Some of the credit is going to Undersecretary Edward R. McPherson, the department’s No. 3 official, who has overseen such efforts since his arrival from the Department of Agriculture in April 2004. He said in an interview last week that the department has made significant leaps in creating strong management systems. The last few department audits done by private accounting firms have been clean, he noted.

The federal student-aid office, the arm of the Education Department that operates the massive program of financial assistance for college, was removed earlier this year from a “high risk” list compiled by the U.S. Government Accountability Office, the investigative arm of Congress.

“The results are real, and they’re hugely valuable,” said Mr. McPherson, who will be leaving the department Dec. 31. He has not decided whether he’ll stay in public service or return to the private sector. Before his joined the Bush administration in 2001, Mr.
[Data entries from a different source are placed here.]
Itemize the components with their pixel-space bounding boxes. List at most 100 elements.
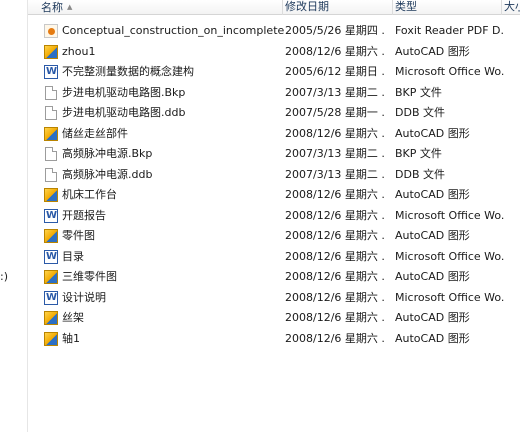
file-name-cell[interactable]: 步进电机驱动电路图.ddb	[44, 103, 284, 123]
file-type: AutoCAD 图形	[395, 229, 470, 242]
file-row[interactable]: 步进电机驱动电路图.Bkp 2007/3/13 星期二 ... BKP 文件	[28, 83, 520, 104]
navigation-pane-truncated-text: :)	[0, 270, 8, 283]
file-date: 2008/12/6 星期六 ...	[285, 188, 385, 201]
file-date: 2008/12/6 星期六 ...	[285, 44, 385, 58]
file-name-cell[interactable]: zhou1	[44, 42, 284, 62]
file-type: Microsoft Office Wo...	[395, 208, 505, 222]
file-date: 2008/12/6 星期六 ...	[285, 249, 385, 263]
file-row[interactable]: 储丝走丝部件 2008/12/6 星期六 ... AutoCAD 图形	[28, 124, 520, 145]
file-date: 2008/12/6 星期六 ...	[285, 126, 385, 140]
file-name-cell[interactable]: 高频脉冲电源.ddb	[44, 165, 284, 185]
file-name-cell[interactable]: 不完整测量数据的概念建构	[44, 62, 284, 82]
file-name-cell[interactable]: 三维零件图	[44, 267, 284, 287]
file-row[interactable]: 高频脉冲电源.ddb 2007/3/13 星期二 ... DDB 文件	[28, 165, 520, 186]
file-name: 步进电机驱动电路图.Bkp	[62, 85, 186, 99]
column-header-type-label: 类型	[395, 0, 417, 13]
file-row[interactable]: 轴1 2008/12/6 星期六 ... AutoCAD 图形	[28, 329, 520, 350]
file-name: 步进电机驱动电路图.ddb	[62, 106, 186, 119]
column-header-size[interactable]: 大小	[502, 0, 520, 15]
file-row[interactable]: 三维零件图 2008/12/6 星期六 ... AutoCAD 图形	[28, 267, 520, 288]
autocad-file-icon	[44, 229, 58, 243]
column-header-date[interactable]: 修改日期	[283, 0, 393, 15]
file-type: AutoCAD 图形	[395, 44, 470, 58]
file-row[interactable]: 丝架 2008/12/6 星期六 ... AutoCAD 图形	[28, 308, 520, 329]
file-date: 2005/6/12 星期日 ...	[285, 65, 385, 78]
autocad-file-icon	[44, 311, 58, 325]
file-date: 2008/12/6 星期六 ...	[285, 311, 385, 324]
file-date: 2005/5/26 星期四 ...	[285, 24, 385, 37]
file-date: 2008/12/6 星期六 ...	[285, 331, 385, 345]
word-document-icon	[44, 288, 58, 308]
autocad-file-icon	[44, 270, 58, 284]
pdf-file-icon	[44, 24, 58, 38]
file-name: 机床工作台	[62, 188, 117, 201]
column-header-date-label: 修改日期	[285, 0, 329, 13]
file-name-cell[interactable]: 丝架	[44, 308, 284, 328]
autocad-file-icon	[44, 44, 58, 59]
file-row[interactable]: 步进电机驱动电路图.ddb 2007/5/28 星期一 ... DDB 文件	[28, 103, 520, 124]
file-name: 不完整测量数据的概念建构	[62, 65, 194, 78]
file-row[interactable]: 高频脉冲电源.Bkp 2007/3/13 星期二 ... BKP 文件	[28, 144, 520, 165]
file-row[interactable]: zhou1 2008/12/6 星期六 ... AutoCAD 图形	[28, 42, 520, 63]
file-type: AutoCAD 图形	[395, 331, 470, 345]
column-header-name-label: 名称	[41, 1, 63, 14]
file-name: 轴1	[62, 331, 80, 345]
file-name-cell[interactable]: 开题报告	[44, 206, 284, 226]
file-row[interactable]: 不完整测量数据的概念建构 2005/6/12 星期日 ... Microsoft O…	[28, 62, 520, 83]
file-row[interactable]: 零件图 2008/12/6 星期六 ... AutoCAD 图形	[28, 226, 520, 247]
column-header-name[interactable]: 名称 ▲	[28, 0, 283, 15]
file-type: Microsoft Office Wo...	[395, 65, 505, 78]
autocad-file-icon	[44, 126, 58, 141]
autocad-file-icon	[44, 188, 58, 202]
sort-ascending-icon: ▲	[67, 3, 73, 11]
file-type: Foxit Reader PDF D...	[395, 24, 505, 37]
navigation-pane[interactable]: :)	[0, 0, 28, 432]
generic-file-icon	[45, 106, 57, 120]
generic-file-icon	[45, 85, 57, 100]
file-name-cell[interactable]: 机床工作台	[44, 185, 284, 205]
file-type: BKP 文件	[395, 85, 442, 99]
word-document-icon	[44, 62, 58, 82]
file-type: DDB 文件	[395, 106, 445, 119]
file-name: 开题报告	[62, 208, 106, 222]
file-name-cell[interactable]: 零件图	[44, 226, 284, 246]
file-date: 2008/12/6 星期六 ...	[285, 208, 385, 222]
file-name-cell[interactable]: 储丝走丝部件	[44, 124, 284, 144]
file-date: 2008/12/6 星期六 ...	[285, 270, 385, 283]
file-row[interactable]: 开题报告 2008/12/6 星期六 ... Microsoft Office Wo…	[28, 206, 520, 227]
file-name: zhou1	[62, 44, 96, 58]
file-name-cell[interactable]: 步进电机驱动电路图.Bkp	[44, 83, 284, 103]
file-date: 2007/3/13 星期二 ...	[285, 147, 385, 160]
file-name-cell[interactable]: 高频脉冲电源.Bkp	[44, 144, 284, 164]
file-type: BKP 文件	[395, 147, 442, 160]
file-name-cell[interactable]: Conceptual_construction_on_incomplete_su…	[44, 21, 284, 41]
file-row[interactable]: 设计说明 2008/12/6 星期六 ... Microsoft Office Wo…	[28, 288, 520, 309]
file-type: AutoCAD 图形	[395, 126, 470, 140]
file-name-cell[interactable]: 设计说明	[44, 288, 284, 308]
file-type: DDB 文件	[395, 167, 445, 181]
file-name: 设计说明	[62, 290, 106, 304]
file-name: 高频脉冲电源.ddb	[62, 167, 153, 181]
file-row[interactable]: Conceptual_construction_on_incomplete_su…	[28, 21, 520, 42]
file-type: Microsoft Office Wo...	[395, 249, 505, 263]
file-date: 2008/12/6 星期六 ...	[285, 290, 385, 304]
file-name: 三维零件图	[62, 270, 117, 283]
file-date: 2007/3/13 星期二 ...	[285, 85, 385, 99]
file-name: 高频脉冲电源.Bkp	[62, 147, 153, 160]
file-name: Conceptual_construction_on_incomplete_su…	[62, 24, 284, 37]
file-name-cell[interactable]: 轴1	[44, 329, 284, 349]
file-type: AutoCAD 图形	[395, 188, 470, 201]
column-header-type[interactable]: 类型	[393, 0, 502, 15]
file-date: 2007/5/28 星期一 ...	[285, 106, 385, 119]
file-name-cell[interactable]: 目录	[44, 247, 284, 267]
word-document-icon	[44, 206, 58, 226]
word-document-icon	[44, 247, 58, 267]
generic-file-icon	[45, 167, 57, 182]
file-row[interactable]: 机床工作台 2008/12/6 星期六 ... AutoCAD 图形	[28, 185, 520, 206]
file-type: Microsoft Office Wo...	[395, 290, 505, 304]
file-date: 2008/12/6 星期六 ...	[285, 229, 385, 242]
file-name: 零件图	[62, 229, 95, 242]
file-row[interactable]: 目录 2008/12/6 星期六 ... Microsoft Office Wo..…	[28, 247, 520, 268]
file-list[interactable]: 名称 ▲ 修改日期 类型 大小 Conceptual_construction_o…	[28, 0, 520, 432]
autocad-file-icon	[44, 331, 58, 346]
McPherson served as the chief executive of InterSolve Group, a Dallas management-consulting firm he founded.

Upon taking office nearly five years ago, President Bush and first-term Secretary of Education Rod Paige both stressed a need for improved management practices, in the federal government overall and specifically in the Education Department.
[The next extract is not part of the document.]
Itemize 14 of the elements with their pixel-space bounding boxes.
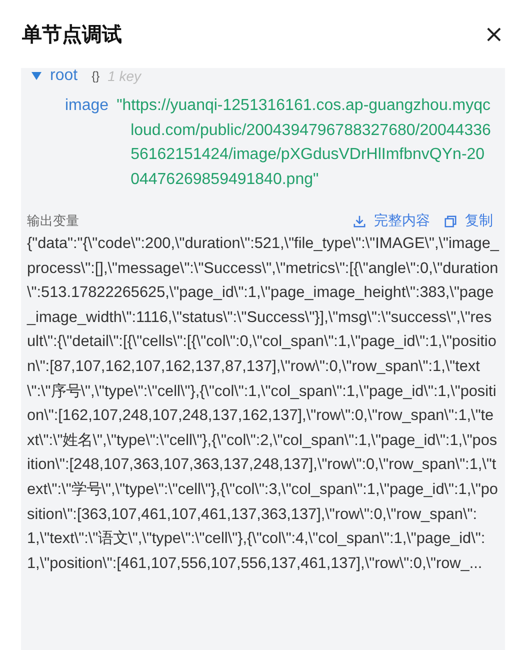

At the time, the department was reeling from scandals in which some employees had been charged with filing for false overtime payments and spending department funds for personal luxury goods. The student-aid office, which has $400 billion in assets and some 22 million customers, was widely considered to be in management disarray.

The situation was “really unacceptable,” said Patricia McGinnis, the president of the Council for Excellence in Government, a Washington-based organization of former federal managers. “I don’t think you can separate financial management from other elements of successful management,” she said.

Mr. Paige put then-Deputy Secretary William D. Hansen in charge of making improvements. Mr. Hansen brought in Ms. McGinnis’ organization, which served as an adviser in the process. At the end of 2001, the department released a blueprint for overhauling its management system. ("Report: Ed. Dept. Financial Steps Will Halt Abuses," Nov. 7, 2001.)

Some of the goals outlined included new internal measures to keep track of the department’s mandatory and discretionary funds, which totaled $71.5 billion in the 2005 fiscal year, and a more aggressive approach to collecting on defaulted student loans. In 2003, the department received a clean audit—only the second since it began operations in 1981.

“We think the results are very good so far,” Ms. McGinnis said. “But this is an everyday challenge. You can’t ever declare victory.”

Mr. McPherson said in the Dec. 8 interview that the Education Department’s “operating effectiveness has never been better.”

When he came to the department from a stint as the chief financial officer at the Agriculture Department, he used his own managemen techniques to build on what had already been accomplished, he said. That included working within a new organizational structure established earlier this year by Secretary of Education Margaret Spellings, Mr. Paige’s successor. ("Spellings Puts Her Stamp on Department," March 15, 2005.)

From Red to Green

Mr. McPherson, 60, said he’s tried to focus on results for students and for taxpayers and to push federal officials to take ownership of the programs they oversee by holding them accountable for results. He also said he pushed for operations to run “at a constructively aggressive pace.”

“We want to get to the essence of what is valuable and cut the time it takes to execute it,” he said. “You get better outcomes with shorter cycle times.”

Though the department has consistently improved according to President Bush’s management scorecard, which rates federal agencies on various criteria, there are some categories in which the department has scored “yellow,” meaning it has had mixed results, rather than the highest rating, green.

And there is one category in which the department has continually scored red, meaning it has failed to meet the program’s goals. Though the department received a grade of green for incremental progress in “eliminating improper payments,” it hasn’t achieved all of its goals in that area so its overall status on the scorecard remains red.

Mr. McPherson said one piece of advice he would provide to his successor, who hasn’t been named, is simple: “Focus on those things that really have the biggest value, and be bold in taking effective action. There’s more risk in not being bold enough than in being too bold.”